With the assumption accepted that the show is mind-bogglingly awful, let’s move on with some specific comments.  First, the show takes place in St. Louis.  What a sad fate for a  proud city.  Not that I have any strong feelings about the city one way or another, but it seems like the Gateway to the West deserves if not one great series, one half-way decent one.  The bestSt. Louiscurrently has is either AfterMASH or The John Larroqette Show. It deserves better than Work It.  (New great idea: Power Rankings of shows by city, or cities by show – look for it soon).

The main character I recognized from his stint playing Robin’s co-anchor and serious boyfriend in an arc of How I Met Your Mother.  In addition, Rebecca Mader, who played Charlotte in Lost, plays the bitchy office top dog, who is poised for sales competition with the main character.

The show is simply jam-packed with insulting shows about seriously out-moded gender stereotypes, and without a hint of winking self-awareness under which the creators could at least cover themselves, claiming everything is done in an ironic fashion.  It reminds me of the insulting stereotypes rife in Tim Allen’s Last Man Standing, but worse.  It takes until just two and a half minutes into the episode for the jokes about women to begin, as the worst character in a show of terrible characters, third friend Brian talks about a world in which women will take over, leaving only some men women will take as sex slaves, but not the good kind of sex – kissing and cuddling, and can you believe it, listening!  Boy, do women love to make men listen to them, an extremely emasculating pursuit.

In the theme sequence, the creators have their names appear in big letters.  I hope, for their sakes, that they’re pseudonyms, because otherwise it’s a big sign saying “don’t hire me ever again!”  Lucky for them few enough people were watching to ever remember their names.

In order to live in Work It’s world, we have to accept that people could unquestionably accept both of these men terribly dressed in far lower than Mrs.

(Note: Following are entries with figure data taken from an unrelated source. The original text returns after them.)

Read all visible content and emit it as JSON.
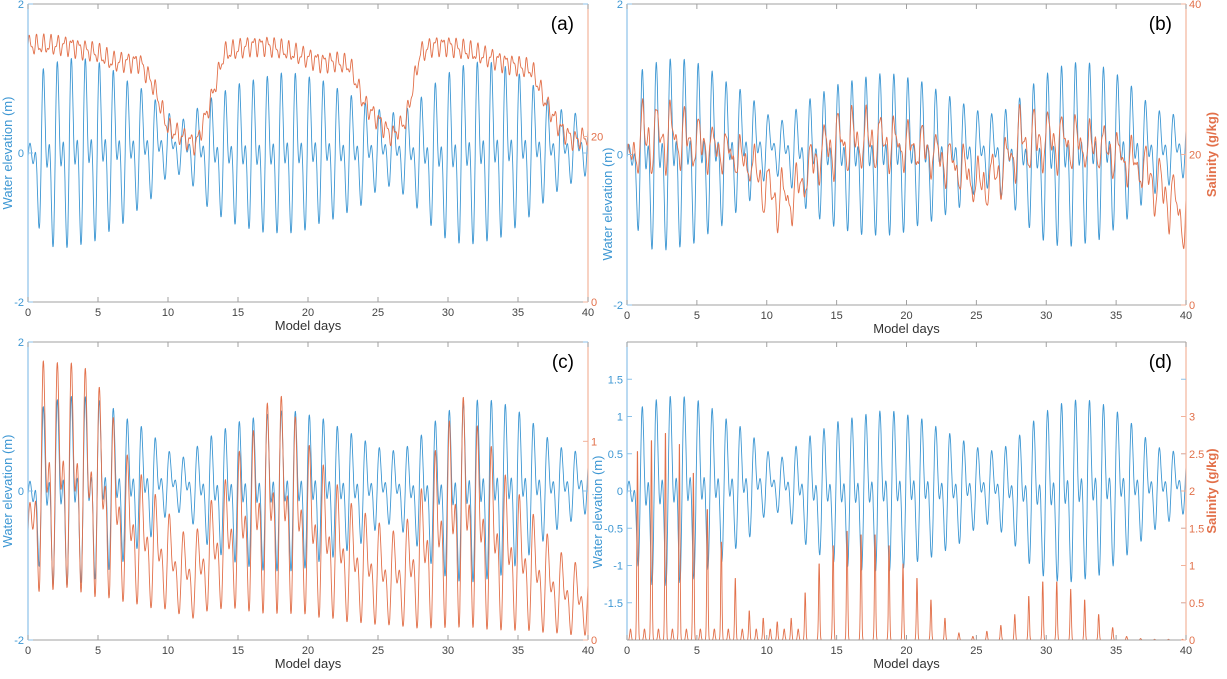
{
  "colors": {
    "water": "#3d97d3",
    "salinity": "#e2704a",
    "left_axis": "#8cc2e8",
    "right_axis": "#f2b39b",
    "frame": "#a0a0a0"
  },
  "chart_data": [
    {
      "panel": "(a)",
      "type": "line",
      "xlabel": "Model days",
      "ylabel_left": "Water elevation (m)",
      "ylabel_right": "",
      "xlim": [
        0,
        40
      ],
      "xticks": [
        0,
        5,
        10,
        15,
        20,
        25,
        30,
        35,
        40
      ],
      "ylim_left": [
        -2,
        2
      ],
      "yticks_left": [
        -2,
        0,
        2
      ],
      "ylim_right": [
        0,
        36
      ],
      "yticks_right": [
        0,
        20
      ],
      "series": [
        {
          "axis": "left",
          "kind": "tidal",
          "x_days": "daily 0-40",
          "daily_max": [
            0.0,
            1.15,
            1.25,
            1.3,
            1.3,
            1.25,
            1.15,
            1.0,
            0.9,
            0.75,
            0.55,
            0.45,
            0.6,
            0.75,
            0.85,
            0.95,
            1.0,
            1.05,
            1.1,
            1.1,
            1.05,
            1.0,
            0.9,
            0.8,
            0.7,
            0.6,
            0.55,
            0.6,
            0.75,
            0.95,
            1.1,
            1.2,
            1.25,
            1.25,
            1.2,
            1.1,
            0.95,
            0.75,
            0.6,
            0.55,
            0.5
          ],
          "daily_min": [
            -0.2,
            -1.25,
            -1.3,
            -1.3,
            -1.25,
            -1.2,
            -1.05,
            -0.95,
            -0.75,
            -0.6,
            -0.3,
            -0.3,
            -0.5,
            -0.8,
            -0.9,
            -1.0,
            -1.05,
            -1.1,
            -1.1,
            -1.1,
            -1.05,
            -0.95,
            -0.9,
            -0.8,
            -0.7,
            -0.5,
            -0.45,
            -0.6,
            -0.8,
            -1.05,
            -1.2,
            -1.25,
            -1.25,
            -1.2,
            -1.15,
            -1.0,
            -0.85,
            -0.65,
            -0.5,
            -0.4,
            -0.3
          ]
        },
        {
          "axis": "right",
          "kind": "smooth",
          "daily_value": [
            31,
            31,
            31,
            31,
            30.5,
            30,
            29,
            29,
            29,
            26,
            21,
            20,
            19,
            24,
            30,
            30.5,
            31,
            31,
            30.5,
            30,
            29.5,
            29,
            29,
            28.5,
            24,
            22,
            20,
            22,
            30,
            31,
            31,
            30.5,
            30,
            29.5,
            29,
            28.5,
            28,
            24,
            21,
            19.5,
            20
          ]
        }
      ]
    },
    {
      "panel": "(b)",
      "type": "line",
      "xlabel": "Model days",
      "ylabel_left": "Water elevation (m)",
      "ylabel_right": "Salinity (g/kg)",
      "xlim": [
        0,
        40
      ],
      "xticks": [
        0,
        5,
        10,
        15,
        20,
        25,
        30,
        35,
        40
      ],
      "ylim_left": [
        -2,
        2
      ],
      "yticks_left": [
        -2,
        0,
        2
      ],
      "ylim_right": [
        0,
        40
      ],
      "yticks_right": [
        0,
        20,
        40
      ],
      "series": [
        {
          "axis": "left",
          "kind": "tidal",
          "daily_max": [
            0.0,
            1.15,
            1.25,
            1.3,
            1.3,
            1.25,
            1.15,
            1.0,
            0.9,
            0.75,
            0.55,
            0.45,
            0.6,
            0.75,
            0.85,
            0.95,
            1.0,
            1.05,
            1.1,
            1.1,
            1.05,
            1.0,
            0.9,
            0.8,
            0.7,
            0.6,
            0.55,
            0.6,
            0.75,
            0.95,
            1.1,
            1.2,
            1.25,
            1.25,
            1.2,
            1.1,
            0.95,
            0.75,
            0.6,
            0.55,
            0.5
          ],
          "daily_min": [
            -0.2,
            -1.25,
            -1.3,
            -1.3,
            -1.25,
            -1.2,
            -1.05,
            -0.95,
            -0.75,
            -0.6,
            -0.3,
            -0.3,
            -0.5,
            -0.8,
            -0.9,
            -1.0,
            -1.05,
            -1.1,
            -1.1,
            -1.1,
            -1.05,
            -0.95,
            -0.9,
            -0.8,
            -0.7,
            -0.5,
            -0.45,
            -0.6,
            -0.8,
            -1.05,
            -1.2,
            -1.25,
            -1.25,
            -1.2,
            -1.15,
            -1.0,
            -0.85,
            -0.65,
            -0.5,
            -0.4,
            -0.3
          ]
        },
        {
          "axis": "right",
          "kind": "tidal",
          "daily_max": [
            20,
            27,
            27,
            27,
            26,
            25,
            24,
            23,
            22,
            21,
            19,
            18,
            18,
            21,
            24,
            26,
            26,
            26,
            25.5,
            25,
            24,
            24,
            23,
            22,
            21,
            19,
            20,
            22,
            26,
            26,
            26,
            25.5,
            25,
            24,
            24,
            23,
            22,
            21,
            20,
            18,
            15
          ],
          "daily_min": [
            18,
            17,
            17.5,
            18,
            18,
            18,
            18,
            18,
            17,
            16,
            11,
            10,
            11,
            15,
            17,
            17,
            17.5,
            18,
            18,
            18,
            18,
            18,
            17,
            16,
            15,
            13,
            13,
            15,
            17,
            17.5,
            18,
            18,
            18,
            18,
            18,
            17,
            16,
            15,
            11,
            10,
            7
          ]
        }
      ]
    },
    {
      "panel": "(c)",
      "type": "line",
      "xlabel": "Model days",
      "ylabel_left": "Water elevation (m)",
      "ylabel_right": "",
      "xlim": [
        0,
        40
      ],
      "xticks": [
        0,
        5,
        10,
        15,
        20,
        25,
        30,
        35,
        40
      ],
      "ylim_left": [
        -2,
        2
      ],
      "yticks_left": [
        -2,
        0,
        2
      ],
      "ylim_right": [
        0,
        1.5
      ],
      "yticks_right": [
        0,
        1
      ],
      "series": [
        {
          "axis": "left",
          "kind": "tidal",
          "daily_max": [
            0.0,
            1.15,
            1.25,
            1.3,
            1.3,
            1.25,
            1.15,
            1.0,
            0.9,
            0.75,
            0.55,
            0.45,
            0.6,
            0.75,
            0.85,
            0.95,
            1.0,
            1.05,
            1.1,
            1.1,
            1.05,
            1.0,
            0.9,
            0.8,
            0.7,
            0.6,
            0.55,
            0.6,
            0.75,
            0.95,
            1.1,
            1.2,
            1.25,
            1.25,
            1.2,
            1.1,
            0.95,
            0.75,
            0.6,
            0.55,
            0.5
          ],
          "daily_min": [
            -0.2,
            -1.25,
            -1.3,
            -1.3,
            -1.25,
            -1.2,
            -1.05,
            -0.95,
            -0.75,
            -0.6,
            -0.3,
            -0.3,
            -0.5,
            -0.8,
            -0.9,
            -1.0,
            -1.05,
            -1.1,
            -1.1,
            -1.1,
            -1.05,
            -0.95,
            -0.9,
            -0.8,
            -0.7,
            -0.5,
            -0.45,
            -0.6,
            -0.8,
            -1.05,
            -1.2,
            -1.25,
            -1.25,
            -1.2,
            -1.15,
            -1.0,
            -0.85,
            -0.65,
            -0.5,
            -0.4,
            -0.3
          ]
        },
        {
          "axis": "right",
          "kind": "tidal",
          "daily_max": [
            0.6,
            1.42,
            1.41,
            1.41,
            1.39,
            1.3,
            1.15,
            0.95,
            0.85,
            0.75,
            0.65,
            0.55,
            0.55,
            0.7,
            0.8,
            0.95,
            1.05,
            1.2,
            1.25,
            1.15,
            1.0,
            0.9,
            0.8,
            0.7,
            0.65,
            0.6,
            0.55,
            0.6,
            0.75,
            0.95,
            1.1,
            1.25,
            1.1,
            1.0,
            0.85,
            0.75,
            0.65,
            0.55,
            0.45,
            0.4,
            0.35
          ],
          "daily_min": [
            0.35,
            0.2,
            0.25,
            0.25,
            0.22,
            0.2,
            0.2,
            0.18,
            0.17,
            0.15,
            0.15,
            0.12,
            0.1,
            0.15,
            0.15,
            0.15,
            0.13,
            0.12,
            0.12,
            0.12,
            0.12,
            0.1,
            0.1,
            0.08,
            0.08,
            0.07,
            0.07,
            0.06,
            0.05,
            0.05,
            0.05,
            0.05,
            0.05,
            0.04,
            0.04,
            0.04,
            0.04,
            0.03,
            0.03,
            0.02,
            0.02
          ]
        }
      ]
    },
    {
      "panel": "(d)",
      "type": "line",
      "xlabel": "Model days",
      "ylabel_left": "Water elevation (m)",
      "ylabel_right": "Salinity (g/kg)",
      "xlim": [
        0,
        40
      ],
      "xticks": [
        0,
        5,
        10,
        15,
        20,
        25,
        30,
        35,
        40
      ],
      "ylim_left": [
        -2,
        2
      ],
      "yticks_left": [
        -1.5,
        -1,
        -0.5,
        0,
        0.5,
        1,
        1.5
      ],
      "ylim_right": [
        0,
        4
      ],
      "yticks_right": [
        0,
        0.5,
        1,
        1.5,
        2,
        2.5,
        3
      ],
      "series": [
        {
          "axis": "left",
          "kind": "tidal",
          "daily_max": [
            0.0,
            1.15,
            1.25,
            1.3,
            1.3,
            1.25,
            1.15,
            1.0,
            0.9,
            0.75,
            0.55,
            0.45,
            0.6,
            0.75,
            0.85,
            0.95,
            1.0,
            1.05,
            1.1,
            1.1,
            1.05,
            1.0,
            0.9,
            0.8,
            0.7,
            0.6,
            0.55,
            0.6,
            0.75,
            0.95,
            1.1,
            1.2,
            1.25,
            1.25,
            1.2,
            1.1,
            0.95,
            0.75,
            0.6,
            0.55,
            0.5
          ],
          "daily_min": [
            -0.2,
            -1.25,
            -1.3,
            -1.3,
            -1.25,
            -1.2,
            -1.05,
            -0.95,
            -0.75,
            -0.6,
            -0.3,
            -0.3,
            -0.5,
            -0.8,
            -0.9,
            -1.0,
            -1.05,
            -1.1,
            -1.1,
            -1.1,
            -1.05,
            -0.95,
            -0.9,
            -0.8,
            -0.7,
            -0.5,
            -0.45,
            -0.6,
            -0.8,
            -1.05,
            -1.2,
            -1.25,
            -1.25,
            -1.2,
            -1.15,
            -1.0,
            -0.85,
            -0.65,
            -0.5,
            -0.4,
            -0.3
          ]
        },
        {
          "axis": "right",
          "kind": "spikes",
          "daily_peak": [
            0.15,
            2.6,
            2.75,
            2.85,
            2.7,
            2.3,
            1.8,
            1.35,
            0.85,
            0.4,
            0.3,
            0.25,
            0.3,
            0.65,
            1.05,
            1.3,
            1.5,
            1.45,
            1.45,
            1.3,
            1.05,
            0.85,
            0.55,
            0.3,
            0.1,
            0.05,
            0.12,
            0.2,
            0.35,
            0.6,
            0.8,
            0.8,
            0.7,
            0.55,
            0.35,
            0.17,
            0.05,
            0.02,
            0.01,
            0.01,
            0.01
          ]
        }
      ]
    }
  ]
}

Doubtfire quality drag as women.  There’s so many insulting jokes about women that it would be impossible to list them all.

The single best part of the show may have been that in the closing seconds my file includes a promo for “Gary Busey and Ted Haggert: The Premier of Celebrity Wife Swap” which I still don’t believe is real.

Will I watch it again?  Well, obviously I don’t have a choice, since it will not air more than two episodes.  The answer would obviously be no anyway, but I still think it bears wondering how this ever got on the air.  On ABC, too, which while having far from a perfect record on sitcoms, has largely focused on laugh-track free slightly smarter sitcoms of late like Modern Family and Happy Endings.  I hope someone is laughing out there who created this show as a giant joke just to see if could ever get on the air.  At least one person would laugh then.